Dog bites are painful injuries, and the possibility of contracting infectious diseases from bites is equally worrisome. Most domesticated dogs receive shots to prevent rabies infections, however, bites from feral or unvaccinated dogs can cause rabies in humans. Rabies is an extremely dangerous medical condition requiring immediate treatment. Anyone who suffers a dog bite injury needs to know the warning signs of a rabies infection.
The rabies virus attacks the central nervous system and can pass to humans from dogs through bites or scratches. The World Health Organization (WHO) reports that almost 59,000 people worldwide die every year from rabies infections, and 99% of those infections happen from dog bites. There are only two or three rabies deaths each year in the United States, largely due to easy access to vaccines. Rabies is easily curable with prompt care.

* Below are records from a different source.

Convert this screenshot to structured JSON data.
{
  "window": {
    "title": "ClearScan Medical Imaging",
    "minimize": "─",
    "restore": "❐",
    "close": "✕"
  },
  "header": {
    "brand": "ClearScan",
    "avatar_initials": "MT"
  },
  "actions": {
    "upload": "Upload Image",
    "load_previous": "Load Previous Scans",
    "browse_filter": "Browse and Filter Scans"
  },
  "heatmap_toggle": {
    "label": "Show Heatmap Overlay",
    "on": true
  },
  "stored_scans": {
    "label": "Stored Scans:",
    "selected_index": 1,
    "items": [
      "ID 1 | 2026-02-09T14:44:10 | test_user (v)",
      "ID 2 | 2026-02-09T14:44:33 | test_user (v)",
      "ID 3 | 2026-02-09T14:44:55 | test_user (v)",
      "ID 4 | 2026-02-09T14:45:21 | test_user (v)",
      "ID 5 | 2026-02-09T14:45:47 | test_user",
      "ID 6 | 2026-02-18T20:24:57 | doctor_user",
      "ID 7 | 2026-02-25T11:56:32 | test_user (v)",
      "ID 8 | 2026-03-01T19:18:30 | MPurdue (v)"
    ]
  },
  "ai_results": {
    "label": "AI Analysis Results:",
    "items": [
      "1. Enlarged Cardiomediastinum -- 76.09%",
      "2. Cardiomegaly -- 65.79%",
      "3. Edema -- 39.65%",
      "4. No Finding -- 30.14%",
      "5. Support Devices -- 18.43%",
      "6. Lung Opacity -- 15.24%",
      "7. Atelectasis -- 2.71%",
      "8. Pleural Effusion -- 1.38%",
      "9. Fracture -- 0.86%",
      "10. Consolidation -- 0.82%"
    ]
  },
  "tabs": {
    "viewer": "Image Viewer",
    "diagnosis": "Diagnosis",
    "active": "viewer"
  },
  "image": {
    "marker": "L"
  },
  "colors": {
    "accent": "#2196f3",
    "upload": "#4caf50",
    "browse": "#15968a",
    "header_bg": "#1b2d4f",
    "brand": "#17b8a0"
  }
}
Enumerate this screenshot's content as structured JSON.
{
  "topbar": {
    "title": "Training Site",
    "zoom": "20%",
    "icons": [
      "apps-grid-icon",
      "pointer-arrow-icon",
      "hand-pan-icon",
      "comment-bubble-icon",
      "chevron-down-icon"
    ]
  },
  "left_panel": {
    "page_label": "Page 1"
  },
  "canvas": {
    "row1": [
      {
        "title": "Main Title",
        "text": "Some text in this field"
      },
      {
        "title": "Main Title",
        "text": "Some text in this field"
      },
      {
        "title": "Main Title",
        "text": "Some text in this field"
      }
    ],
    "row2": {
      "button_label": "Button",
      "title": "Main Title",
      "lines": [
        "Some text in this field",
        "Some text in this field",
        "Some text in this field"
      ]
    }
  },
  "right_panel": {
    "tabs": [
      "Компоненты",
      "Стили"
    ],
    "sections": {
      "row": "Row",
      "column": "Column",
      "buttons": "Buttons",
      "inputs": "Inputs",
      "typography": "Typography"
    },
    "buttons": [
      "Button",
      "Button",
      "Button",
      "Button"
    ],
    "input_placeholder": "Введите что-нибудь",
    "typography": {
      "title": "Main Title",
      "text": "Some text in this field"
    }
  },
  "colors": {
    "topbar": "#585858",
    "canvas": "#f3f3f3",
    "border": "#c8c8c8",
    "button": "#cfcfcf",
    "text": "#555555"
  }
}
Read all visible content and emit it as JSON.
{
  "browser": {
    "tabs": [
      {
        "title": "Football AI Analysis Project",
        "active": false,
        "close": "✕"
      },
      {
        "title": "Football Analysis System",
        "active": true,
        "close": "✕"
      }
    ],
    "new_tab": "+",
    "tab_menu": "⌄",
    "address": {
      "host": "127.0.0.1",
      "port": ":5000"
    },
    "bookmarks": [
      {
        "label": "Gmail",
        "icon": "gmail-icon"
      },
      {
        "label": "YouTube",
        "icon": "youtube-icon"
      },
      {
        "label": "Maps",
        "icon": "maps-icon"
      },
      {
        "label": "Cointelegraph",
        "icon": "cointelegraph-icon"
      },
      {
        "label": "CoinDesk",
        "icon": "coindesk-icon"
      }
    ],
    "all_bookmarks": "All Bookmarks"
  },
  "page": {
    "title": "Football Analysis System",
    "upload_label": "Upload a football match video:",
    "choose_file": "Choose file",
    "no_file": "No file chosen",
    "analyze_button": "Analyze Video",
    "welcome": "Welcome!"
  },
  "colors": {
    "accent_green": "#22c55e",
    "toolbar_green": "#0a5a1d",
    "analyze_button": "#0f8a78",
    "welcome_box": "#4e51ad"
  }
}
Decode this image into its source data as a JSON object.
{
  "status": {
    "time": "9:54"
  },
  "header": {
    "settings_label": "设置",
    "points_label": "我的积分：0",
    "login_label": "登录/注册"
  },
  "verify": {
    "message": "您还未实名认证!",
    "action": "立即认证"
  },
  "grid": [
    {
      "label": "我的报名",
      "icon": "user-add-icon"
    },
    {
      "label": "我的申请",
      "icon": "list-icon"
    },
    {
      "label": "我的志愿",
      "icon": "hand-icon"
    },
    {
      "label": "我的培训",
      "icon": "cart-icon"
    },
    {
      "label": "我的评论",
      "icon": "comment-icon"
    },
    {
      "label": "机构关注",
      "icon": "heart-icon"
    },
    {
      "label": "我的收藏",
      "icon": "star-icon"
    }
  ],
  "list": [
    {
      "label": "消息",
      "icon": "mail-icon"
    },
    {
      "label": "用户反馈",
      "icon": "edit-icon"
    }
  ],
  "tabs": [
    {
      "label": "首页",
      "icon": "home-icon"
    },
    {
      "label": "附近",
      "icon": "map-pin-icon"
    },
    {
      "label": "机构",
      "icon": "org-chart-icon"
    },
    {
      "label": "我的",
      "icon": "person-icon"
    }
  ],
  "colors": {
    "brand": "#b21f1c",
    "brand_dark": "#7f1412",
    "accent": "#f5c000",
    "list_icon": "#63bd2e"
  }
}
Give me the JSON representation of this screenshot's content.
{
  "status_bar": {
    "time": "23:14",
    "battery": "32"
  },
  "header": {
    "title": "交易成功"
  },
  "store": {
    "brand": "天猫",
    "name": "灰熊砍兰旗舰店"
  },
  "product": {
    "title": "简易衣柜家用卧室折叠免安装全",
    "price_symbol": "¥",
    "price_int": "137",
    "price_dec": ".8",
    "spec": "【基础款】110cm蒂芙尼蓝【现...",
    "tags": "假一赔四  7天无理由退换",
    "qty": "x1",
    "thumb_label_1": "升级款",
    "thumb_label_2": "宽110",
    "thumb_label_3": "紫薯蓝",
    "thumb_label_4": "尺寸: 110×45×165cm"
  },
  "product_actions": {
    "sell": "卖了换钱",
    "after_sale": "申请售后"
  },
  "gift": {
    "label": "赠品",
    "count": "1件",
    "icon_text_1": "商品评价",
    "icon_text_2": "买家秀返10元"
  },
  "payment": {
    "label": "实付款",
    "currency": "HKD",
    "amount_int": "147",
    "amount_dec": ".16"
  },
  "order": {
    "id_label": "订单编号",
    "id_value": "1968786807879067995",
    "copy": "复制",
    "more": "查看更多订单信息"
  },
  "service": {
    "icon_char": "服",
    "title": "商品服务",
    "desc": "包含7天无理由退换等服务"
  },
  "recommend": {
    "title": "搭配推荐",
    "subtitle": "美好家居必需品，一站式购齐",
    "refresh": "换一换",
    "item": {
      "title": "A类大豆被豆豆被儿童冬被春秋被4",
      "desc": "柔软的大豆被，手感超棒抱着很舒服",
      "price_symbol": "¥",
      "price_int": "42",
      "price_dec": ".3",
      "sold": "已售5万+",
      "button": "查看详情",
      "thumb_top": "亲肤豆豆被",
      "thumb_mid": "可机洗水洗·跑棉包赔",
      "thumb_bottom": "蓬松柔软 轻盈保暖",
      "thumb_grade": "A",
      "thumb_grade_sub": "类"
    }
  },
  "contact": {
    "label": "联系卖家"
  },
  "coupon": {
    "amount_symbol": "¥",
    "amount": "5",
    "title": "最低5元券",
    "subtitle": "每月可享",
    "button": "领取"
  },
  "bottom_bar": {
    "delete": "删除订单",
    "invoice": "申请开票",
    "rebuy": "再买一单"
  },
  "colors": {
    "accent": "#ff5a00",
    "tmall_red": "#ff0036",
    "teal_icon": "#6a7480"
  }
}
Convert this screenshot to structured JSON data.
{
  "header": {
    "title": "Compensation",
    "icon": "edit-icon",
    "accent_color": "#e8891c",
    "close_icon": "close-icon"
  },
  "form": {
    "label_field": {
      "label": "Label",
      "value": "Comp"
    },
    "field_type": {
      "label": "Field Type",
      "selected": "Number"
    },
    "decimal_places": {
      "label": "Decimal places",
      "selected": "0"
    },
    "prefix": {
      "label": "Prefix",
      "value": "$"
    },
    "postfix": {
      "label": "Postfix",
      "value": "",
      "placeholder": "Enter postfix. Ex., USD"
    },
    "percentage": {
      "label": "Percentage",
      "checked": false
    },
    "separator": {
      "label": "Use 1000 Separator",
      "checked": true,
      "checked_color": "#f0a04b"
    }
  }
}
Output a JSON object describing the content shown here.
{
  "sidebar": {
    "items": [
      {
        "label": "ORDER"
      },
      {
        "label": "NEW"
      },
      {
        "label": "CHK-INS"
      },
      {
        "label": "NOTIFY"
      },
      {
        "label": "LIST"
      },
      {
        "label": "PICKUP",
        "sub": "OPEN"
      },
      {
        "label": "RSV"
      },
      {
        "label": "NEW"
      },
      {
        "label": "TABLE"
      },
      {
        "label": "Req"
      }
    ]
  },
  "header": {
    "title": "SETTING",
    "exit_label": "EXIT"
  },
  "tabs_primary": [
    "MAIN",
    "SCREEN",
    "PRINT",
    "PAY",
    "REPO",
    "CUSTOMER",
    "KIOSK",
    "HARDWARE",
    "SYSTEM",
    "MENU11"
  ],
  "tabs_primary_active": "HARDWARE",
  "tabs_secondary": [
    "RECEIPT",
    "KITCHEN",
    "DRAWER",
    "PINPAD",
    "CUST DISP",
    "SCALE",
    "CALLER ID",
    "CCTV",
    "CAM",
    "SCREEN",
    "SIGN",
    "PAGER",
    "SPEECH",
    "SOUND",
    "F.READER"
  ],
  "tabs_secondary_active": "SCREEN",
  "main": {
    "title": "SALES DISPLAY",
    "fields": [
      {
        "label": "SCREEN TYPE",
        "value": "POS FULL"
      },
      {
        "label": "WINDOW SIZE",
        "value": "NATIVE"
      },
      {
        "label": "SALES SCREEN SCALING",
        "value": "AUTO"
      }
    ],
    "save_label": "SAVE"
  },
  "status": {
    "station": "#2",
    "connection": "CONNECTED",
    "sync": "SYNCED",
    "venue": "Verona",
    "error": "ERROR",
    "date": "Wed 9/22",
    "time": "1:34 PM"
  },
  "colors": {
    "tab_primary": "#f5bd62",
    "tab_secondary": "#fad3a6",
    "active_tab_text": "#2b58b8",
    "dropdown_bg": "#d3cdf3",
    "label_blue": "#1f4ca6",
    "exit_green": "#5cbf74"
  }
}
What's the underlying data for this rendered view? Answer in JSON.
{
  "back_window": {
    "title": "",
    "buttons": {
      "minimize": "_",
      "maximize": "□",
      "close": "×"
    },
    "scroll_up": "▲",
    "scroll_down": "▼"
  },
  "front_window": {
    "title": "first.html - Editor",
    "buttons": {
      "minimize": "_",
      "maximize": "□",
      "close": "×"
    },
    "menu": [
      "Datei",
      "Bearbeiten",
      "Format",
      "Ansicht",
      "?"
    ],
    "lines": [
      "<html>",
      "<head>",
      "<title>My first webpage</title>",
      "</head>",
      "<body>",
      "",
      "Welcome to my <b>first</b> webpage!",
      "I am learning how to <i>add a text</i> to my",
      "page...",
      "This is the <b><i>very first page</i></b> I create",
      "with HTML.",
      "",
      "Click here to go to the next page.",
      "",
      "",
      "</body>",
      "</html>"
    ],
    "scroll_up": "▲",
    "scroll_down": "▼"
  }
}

Early Warning Signs of Rabies
After suffering any type of animal bite, the victim should assess whether the biting animal was a rabies risk. Humans can contract rabies from bites from dogs, cats, raccoons, bats, rabbits, skunks, and other mammals. It’s best to err on the side of caution and see a doctor as soon as possible in any scenario involving an animal bite. There is no diagnostic test that doctors might perform to detect a rabies infection aside from identifying symptoms. Immediate care is therefore essential. If a rabies infection progresses past the initial symptoms, it is almost always fatal.
An early onset of rabies in humans starts with flu-like symptoms including aching joints, weakness, and fever. The injury site may also tingle or burn. The rabies virus also causes inflammation of the brain. The longer an infection goes untreated, the worse the damage will be. If the infected individual does not seek treatment in time, the rabies virus will develop into one of two possible forms:
- Furious rabies. This condition is likely to be the source of the common image of an aggressive animal frothing from the mouth. A human infected with furious rabies will start displaying agitation, confusion, anxiety, insomnia, excess perspiration, excess salivation, and hallucinations. A rabies-infected person will also display hyperactivity and erratic behaviors.
- Paralytic rabies. This form of rabies applies to about 30% of all rabies infections, according to WHO data. A paralytic rabies infection will paralyze the victim, eventually causing him or her to slip into a coma and then die.
It’s wise to have the animal tested for rabies (if possible) and see your doctor for a vaccine if any animal bites you. Vaccinating as soon as possible after a bite from a rabies-infected animal will prevent the disease from developing. If you or someone you know contracts rabies from a dog bite and can identify the owner, the dog’s owner will more than likely be liable for the damages so speak with a West Virginia dog bite lawyer as soon as possible. Dog owners must promptly vaccinate their animals. Any dog owner who allows a rabies-infected dog to go untreated is grossly negligent.
Aside from vaccination, one of the best methods for preventing rabies infections is proper dog training. A dog that recognizes its owner as the alpha is far less likely to bite, even during play. Should a dog contract rabies, aberrant behavior will be more apparent. This will help dog owners quickly identify changes in their dogs’ behaviors and seek treatment as quickly as possible.